End Citizens United
- Formation: 2015; 11 years ago
- Headquarters: Washington, D.C.
- President and executive director: Tiffany Muller
- Website: endcitizensunited.org

= End Citizens United =

American political action committee

End Citizens United (ECU) is a political action committee in the United States. The organization works to reverse the U.S. Supreme Court's 2010 decision in Citizens United v. Federal Election Commission, which deregulated limits on independent expenditure group spending for or against specific candidates in elections. It is focused on driving larger campaign donations out of politics, with the goal of electing "campaign-finance reform champions" to Congress by contributing to and raising money for these candidates, as well as running independent expenditures.

==History==
End Citizens United was founded in 2015, operating in its first election cycle during 2016 with more than $25 million in funding.

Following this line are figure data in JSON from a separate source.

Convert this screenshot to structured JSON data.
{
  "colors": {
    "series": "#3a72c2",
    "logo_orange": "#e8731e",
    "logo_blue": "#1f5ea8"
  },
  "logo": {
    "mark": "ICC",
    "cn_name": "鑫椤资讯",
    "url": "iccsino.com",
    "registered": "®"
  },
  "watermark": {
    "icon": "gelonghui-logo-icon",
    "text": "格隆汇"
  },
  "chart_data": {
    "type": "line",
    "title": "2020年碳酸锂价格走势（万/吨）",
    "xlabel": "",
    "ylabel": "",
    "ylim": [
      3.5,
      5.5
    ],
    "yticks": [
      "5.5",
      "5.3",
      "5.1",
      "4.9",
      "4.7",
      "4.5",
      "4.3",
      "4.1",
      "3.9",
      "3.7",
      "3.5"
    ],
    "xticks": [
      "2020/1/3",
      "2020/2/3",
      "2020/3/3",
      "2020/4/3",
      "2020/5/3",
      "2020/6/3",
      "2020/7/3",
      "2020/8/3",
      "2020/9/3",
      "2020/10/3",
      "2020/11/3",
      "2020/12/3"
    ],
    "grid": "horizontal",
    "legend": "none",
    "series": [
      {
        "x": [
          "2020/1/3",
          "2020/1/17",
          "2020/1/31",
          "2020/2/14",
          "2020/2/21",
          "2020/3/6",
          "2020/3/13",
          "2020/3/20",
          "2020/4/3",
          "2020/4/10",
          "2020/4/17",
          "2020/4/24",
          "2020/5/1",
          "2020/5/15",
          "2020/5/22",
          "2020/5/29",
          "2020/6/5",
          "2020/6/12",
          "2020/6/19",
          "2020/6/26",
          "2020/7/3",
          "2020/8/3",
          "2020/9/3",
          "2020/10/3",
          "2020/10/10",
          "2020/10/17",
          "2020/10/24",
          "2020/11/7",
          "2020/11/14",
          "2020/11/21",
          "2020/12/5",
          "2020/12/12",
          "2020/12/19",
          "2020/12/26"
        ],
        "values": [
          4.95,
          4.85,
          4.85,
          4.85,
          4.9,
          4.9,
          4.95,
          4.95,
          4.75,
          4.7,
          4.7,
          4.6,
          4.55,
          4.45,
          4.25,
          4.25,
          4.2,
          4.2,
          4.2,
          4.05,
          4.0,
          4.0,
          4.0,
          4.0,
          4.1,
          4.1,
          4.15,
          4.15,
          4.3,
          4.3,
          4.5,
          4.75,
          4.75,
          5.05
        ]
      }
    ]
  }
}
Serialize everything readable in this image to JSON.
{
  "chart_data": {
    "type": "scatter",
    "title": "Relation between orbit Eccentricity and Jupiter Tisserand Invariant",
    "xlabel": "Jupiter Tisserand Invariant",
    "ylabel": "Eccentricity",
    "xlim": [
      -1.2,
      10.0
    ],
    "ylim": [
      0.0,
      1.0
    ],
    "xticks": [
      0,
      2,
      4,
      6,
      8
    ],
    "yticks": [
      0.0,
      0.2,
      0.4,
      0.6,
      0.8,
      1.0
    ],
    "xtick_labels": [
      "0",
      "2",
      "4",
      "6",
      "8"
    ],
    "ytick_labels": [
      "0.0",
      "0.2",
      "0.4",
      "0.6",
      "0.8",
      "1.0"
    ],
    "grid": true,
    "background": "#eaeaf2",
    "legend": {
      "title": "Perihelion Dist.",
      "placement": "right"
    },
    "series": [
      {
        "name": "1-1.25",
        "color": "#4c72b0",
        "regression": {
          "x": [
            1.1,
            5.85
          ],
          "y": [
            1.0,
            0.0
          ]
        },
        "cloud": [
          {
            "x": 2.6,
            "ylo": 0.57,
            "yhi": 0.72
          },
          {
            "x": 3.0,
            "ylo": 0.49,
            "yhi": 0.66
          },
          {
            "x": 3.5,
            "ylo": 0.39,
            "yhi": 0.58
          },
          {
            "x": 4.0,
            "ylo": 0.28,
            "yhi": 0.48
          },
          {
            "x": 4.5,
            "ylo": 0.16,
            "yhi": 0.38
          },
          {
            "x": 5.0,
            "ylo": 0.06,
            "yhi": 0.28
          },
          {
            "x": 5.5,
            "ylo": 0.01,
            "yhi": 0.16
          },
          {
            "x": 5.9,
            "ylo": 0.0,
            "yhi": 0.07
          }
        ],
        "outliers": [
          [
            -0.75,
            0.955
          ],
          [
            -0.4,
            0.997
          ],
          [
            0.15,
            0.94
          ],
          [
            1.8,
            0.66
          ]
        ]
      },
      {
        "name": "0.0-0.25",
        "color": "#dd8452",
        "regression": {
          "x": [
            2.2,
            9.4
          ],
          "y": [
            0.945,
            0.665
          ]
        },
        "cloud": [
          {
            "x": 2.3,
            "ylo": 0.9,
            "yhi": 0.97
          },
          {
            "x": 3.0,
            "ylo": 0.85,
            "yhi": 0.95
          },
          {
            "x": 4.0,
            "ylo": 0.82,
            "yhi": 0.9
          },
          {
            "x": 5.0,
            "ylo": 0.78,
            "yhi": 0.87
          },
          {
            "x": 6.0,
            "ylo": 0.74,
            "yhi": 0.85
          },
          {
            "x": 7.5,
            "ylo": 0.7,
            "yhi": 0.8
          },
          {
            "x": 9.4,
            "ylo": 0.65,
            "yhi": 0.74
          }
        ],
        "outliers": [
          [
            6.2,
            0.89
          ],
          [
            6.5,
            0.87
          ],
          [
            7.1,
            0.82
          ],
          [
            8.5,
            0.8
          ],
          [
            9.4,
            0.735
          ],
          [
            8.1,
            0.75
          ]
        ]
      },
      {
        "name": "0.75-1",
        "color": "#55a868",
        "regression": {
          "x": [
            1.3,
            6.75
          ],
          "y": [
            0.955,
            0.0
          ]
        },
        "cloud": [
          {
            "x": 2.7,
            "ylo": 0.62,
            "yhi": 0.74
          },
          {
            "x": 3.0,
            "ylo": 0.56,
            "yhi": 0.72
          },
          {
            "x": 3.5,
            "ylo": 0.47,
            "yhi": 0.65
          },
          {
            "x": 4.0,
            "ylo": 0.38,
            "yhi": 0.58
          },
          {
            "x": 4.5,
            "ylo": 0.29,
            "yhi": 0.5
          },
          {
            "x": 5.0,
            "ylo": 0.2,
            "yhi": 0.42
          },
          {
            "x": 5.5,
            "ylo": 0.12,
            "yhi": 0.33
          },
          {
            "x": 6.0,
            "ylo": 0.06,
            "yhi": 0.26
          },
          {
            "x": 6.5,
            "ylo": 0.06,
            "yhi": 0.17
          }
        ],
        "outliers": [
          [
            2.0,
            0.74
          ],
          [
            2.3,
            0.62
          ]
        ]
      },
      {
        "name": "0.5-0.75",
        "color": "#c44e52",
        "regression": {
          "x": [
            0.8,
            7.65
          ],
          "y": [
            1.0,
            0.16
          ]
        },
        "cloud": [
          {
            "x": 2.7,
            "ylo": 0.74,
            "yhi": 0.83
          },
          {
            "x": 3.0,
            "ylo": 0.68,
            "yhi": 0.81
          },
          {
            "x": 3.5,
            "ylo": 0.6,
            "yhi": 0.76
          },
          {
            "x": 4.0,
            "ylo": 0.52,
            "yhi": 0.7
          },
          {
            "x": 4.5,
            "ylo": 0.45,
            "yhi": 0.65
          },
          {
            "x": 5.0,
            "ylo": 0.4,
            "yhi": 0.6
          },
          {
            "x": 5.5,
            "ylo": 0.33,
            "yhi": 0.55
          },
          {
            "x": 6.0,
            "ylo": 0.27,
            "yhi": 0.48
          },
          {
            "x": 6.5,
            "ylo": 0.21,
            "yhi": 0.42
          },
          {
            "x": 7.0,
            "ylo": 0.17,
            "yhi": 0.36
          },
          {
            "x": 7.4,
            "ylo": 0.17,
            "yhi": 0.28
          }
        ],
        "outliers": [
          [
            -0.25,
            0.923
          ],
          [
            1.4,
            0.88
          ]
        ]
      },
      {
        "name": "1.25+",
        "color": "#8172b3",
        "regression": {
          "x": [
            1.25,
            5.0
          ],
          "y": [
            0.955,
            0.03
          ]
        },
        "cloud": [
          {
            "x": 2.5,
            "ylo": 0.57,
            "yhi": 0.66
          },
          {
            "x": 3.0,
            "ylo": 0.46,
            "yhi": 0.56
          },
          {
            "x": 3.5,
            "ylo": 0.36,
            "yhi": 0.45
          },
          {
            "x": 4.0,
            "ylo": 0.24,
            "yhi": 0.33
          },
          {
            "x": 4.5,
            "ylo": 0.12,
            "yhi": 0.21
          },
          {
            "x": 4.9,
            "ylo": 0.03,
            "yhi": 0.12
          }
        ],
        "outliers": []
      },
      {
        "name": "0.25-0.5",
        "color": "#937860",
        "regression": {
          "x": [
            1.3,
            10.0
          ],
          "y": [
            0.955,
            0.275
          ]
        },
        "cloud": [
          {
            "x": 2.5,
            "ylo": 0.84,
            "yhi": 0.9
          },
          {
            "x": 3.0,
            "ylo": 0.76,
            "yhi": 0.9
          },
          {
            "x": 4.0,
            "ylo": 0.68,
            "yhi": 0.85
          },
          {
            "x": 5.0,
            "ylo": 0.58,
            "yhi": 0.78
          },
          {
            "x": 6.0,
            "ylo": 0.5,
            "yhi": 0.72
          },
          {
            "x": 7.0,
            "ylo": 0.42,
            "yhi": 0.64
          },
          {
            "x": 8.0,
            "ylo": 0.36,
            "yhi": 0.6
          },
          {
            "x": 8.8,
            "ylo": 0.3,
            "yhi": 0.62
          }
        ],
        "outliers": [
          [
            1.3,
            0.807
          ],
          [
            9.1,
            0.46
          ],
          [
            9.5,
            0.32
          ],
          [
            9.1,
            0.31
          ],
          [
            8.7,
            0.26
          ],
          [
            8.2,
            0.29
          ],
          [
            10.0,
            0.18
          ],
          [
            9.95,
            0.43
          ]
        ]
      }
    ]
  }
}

The organization has endorsed Democratic candidates such as Zephyr Teachout, Hillary Clinton, Russ Feingold, Beto O'Rourke, Elizabeth Warren, and Jon Ossoff. For the 2016 election, it was one of the largest outside groups funding the campaigns of U.S. Senators Maggie Hassan and Catherine Cortez Masto, spending a combined $4.4 million on the races. By mid-2017, End Citizens United had raised more than $7.5 million from grassroots donations, and planned to raise $35 million for the 2018 election cycle.

During the 2018 elections, End Citizens United organized a no corporate PAC pledge, and around 185 Democratic candidates agreed not to take corporate PAC money, including Alexandria Ocasio-Cortez, Cory Booker, and Kamala Harris.

==Criticism==
End Citizens United has received criticism from other campaign reform groups over their aggressive fundraising tactics. In early 2018, an anonymous U.S.-based contractor paid at least 3,800 micro job workers to manipulate search results when people searched for the PAC via Google, to remove a negative HuffPost article from the front page of Google's search results.